What concerns me are the researchers who are aware of altmetrics, but who are hesitant to include it in their dossiers for fear that their colleagues a) won’t know what to do with the data, or b) won’t take them seriously if they include it. After all, there’s a lot of misinformation out there about what altmetrics are meant to do, and if you’ve got a reviewer that’s misinformed or that has a bone to pick re: altmetrics, that could potentially affect your career.
Then there’s the tenure committees, often made up of reviewers from all disciplines and at all (post-tenure) stages of their career. If they’re presented with altmetrics as evidence in a P&T dossier but a) they’re biased against altmetrics, and/or b) their university’s review guidelines don’t confirm that altmetrics–in the service of providing evidence for specific claims to impact–are a respectable form of evidence for one’s dossier, then the tenure applicant is either met with confusion or skepticism (at best) or responded to with outright hostility (at worst).
(Before you think I’m being melodramatic re: “outright hostility”–you should see some of the anti-altmetrics diatribes out there. As in many other aspects of life, some people aren’t content with the “you do it your way, I’ll do it my way” thing–they are pissed that you dare to challenge the status quo and will attack those who suggest differently.)

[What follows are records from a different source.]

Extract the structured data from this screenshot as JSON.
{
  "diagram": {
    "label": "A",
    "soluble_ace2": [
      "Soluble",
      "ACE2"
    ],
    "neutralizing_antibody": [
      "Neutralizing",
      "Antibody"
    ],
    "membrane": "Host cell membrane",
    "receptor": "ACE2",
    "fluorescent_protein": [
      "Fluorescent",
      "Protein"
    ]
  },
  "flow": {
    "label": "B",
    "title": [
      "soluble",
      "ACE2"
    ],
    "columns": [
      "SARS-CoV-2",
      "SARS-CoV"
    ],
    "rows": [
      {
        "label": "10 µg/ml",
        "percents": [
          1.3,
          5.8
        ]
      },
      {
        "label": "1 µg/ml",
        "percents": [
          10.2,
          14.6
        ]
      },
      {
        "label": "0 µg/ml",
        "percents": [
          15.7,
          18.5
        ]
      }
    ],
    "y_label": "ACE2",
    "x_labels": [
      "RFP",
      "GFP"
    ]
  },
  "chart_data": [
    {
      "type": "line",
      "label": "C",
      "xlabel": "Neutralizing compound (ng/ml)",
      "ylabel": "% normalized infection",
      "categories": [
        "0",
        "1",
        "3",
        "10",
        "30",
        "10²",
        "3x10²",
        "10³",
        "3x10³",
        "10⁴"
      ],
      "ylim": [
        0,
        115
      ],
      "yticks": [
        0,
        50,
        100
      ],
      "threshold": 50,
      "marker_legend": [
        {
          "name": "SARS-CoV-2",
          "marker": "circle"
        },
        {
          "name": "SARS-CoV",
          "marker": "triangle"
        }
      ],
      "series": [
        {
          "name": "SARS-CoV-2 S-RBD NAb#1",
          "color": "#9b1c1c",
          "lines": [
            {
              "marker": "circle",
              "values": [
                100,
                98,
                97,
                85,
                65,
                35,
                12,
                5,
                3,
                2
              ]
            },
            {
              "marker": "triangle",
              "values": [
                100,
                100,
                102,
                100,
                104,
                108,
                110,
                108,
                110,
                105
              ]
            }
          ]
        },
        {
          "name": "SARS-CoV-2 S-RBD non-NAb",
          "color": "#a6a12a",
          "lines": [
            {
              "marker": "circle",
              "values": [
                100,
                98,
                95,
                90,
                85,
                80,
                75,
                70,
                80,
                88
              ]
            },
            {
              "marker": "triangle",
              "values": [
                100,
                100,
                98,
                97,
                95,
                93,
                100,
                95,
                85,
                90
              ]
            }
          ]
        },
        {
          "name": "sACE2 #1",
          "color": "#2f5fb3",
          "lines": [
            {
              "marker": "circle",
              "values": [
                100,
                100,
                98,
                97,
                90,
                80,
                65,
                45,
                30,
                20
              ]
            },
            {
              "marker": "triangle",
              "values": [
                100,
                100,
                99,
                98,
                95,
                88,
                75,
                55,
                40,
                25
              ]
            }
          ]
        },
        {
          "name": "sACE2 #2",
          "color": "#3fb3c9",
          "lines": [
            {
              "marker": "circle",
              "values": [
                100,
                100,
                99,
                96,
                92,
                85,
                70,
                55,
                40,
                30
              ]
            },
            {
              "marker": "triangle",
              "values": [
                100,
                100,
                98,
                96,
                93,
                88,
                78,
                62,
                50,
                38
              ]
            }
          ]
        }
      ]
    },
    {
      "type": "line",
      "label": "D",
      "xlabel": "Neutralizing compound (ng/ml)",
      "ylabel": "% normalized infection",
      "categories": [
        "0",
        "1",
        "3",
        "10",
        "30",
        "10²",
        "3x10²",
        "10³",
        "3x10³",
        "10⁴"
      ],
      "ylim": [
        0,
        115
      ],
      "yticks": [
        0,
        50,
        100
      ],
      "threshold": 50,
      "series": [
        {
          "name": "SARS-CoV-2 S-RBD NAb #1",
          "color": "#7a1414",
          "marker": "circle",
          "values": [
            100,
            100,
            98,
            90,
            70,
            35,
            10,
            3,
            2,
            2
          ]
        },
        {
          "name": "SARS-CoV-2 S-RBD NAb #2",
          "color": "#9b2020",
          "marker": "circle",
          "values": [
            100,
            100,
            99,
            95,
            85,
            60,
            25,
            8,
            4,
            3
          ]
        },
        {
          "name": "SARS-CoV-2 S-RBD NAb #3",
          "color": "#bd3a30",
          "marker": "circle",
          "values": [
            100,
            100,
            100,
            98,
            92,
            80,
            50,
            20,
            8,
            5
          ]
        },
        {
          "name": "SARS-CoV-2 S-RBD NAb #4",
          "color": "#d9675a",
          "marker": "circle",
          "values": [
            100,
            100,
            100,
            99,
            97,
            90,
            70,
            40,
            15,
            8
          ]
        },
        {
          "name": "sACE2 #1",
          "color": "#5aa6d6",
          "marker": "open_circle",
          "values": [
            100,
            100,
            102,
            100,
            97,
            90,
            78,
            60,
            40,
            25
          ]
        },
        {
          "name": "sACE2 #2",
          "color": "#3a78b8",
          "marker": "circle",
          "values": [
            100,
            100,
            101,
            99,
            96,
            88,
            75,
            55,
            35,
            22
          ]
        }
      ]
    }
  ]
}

Anyone reading this post that’s got a modicum of influence at their university (i.e. you’ve got tenure status and/or voting rights on your university’s faculty council) should go and petition their vice provost of faculty affairs to update their university-wide P&T review and preparation guidelines to include altmetrics. Or, at the very least, focus on changing departmental/college P&T guidelines.
Once you’ve done so, we’re that much closer to reforming the P&T process to respect the good work that’s being done by all academics, not just those who meet a very traditional set of criteria.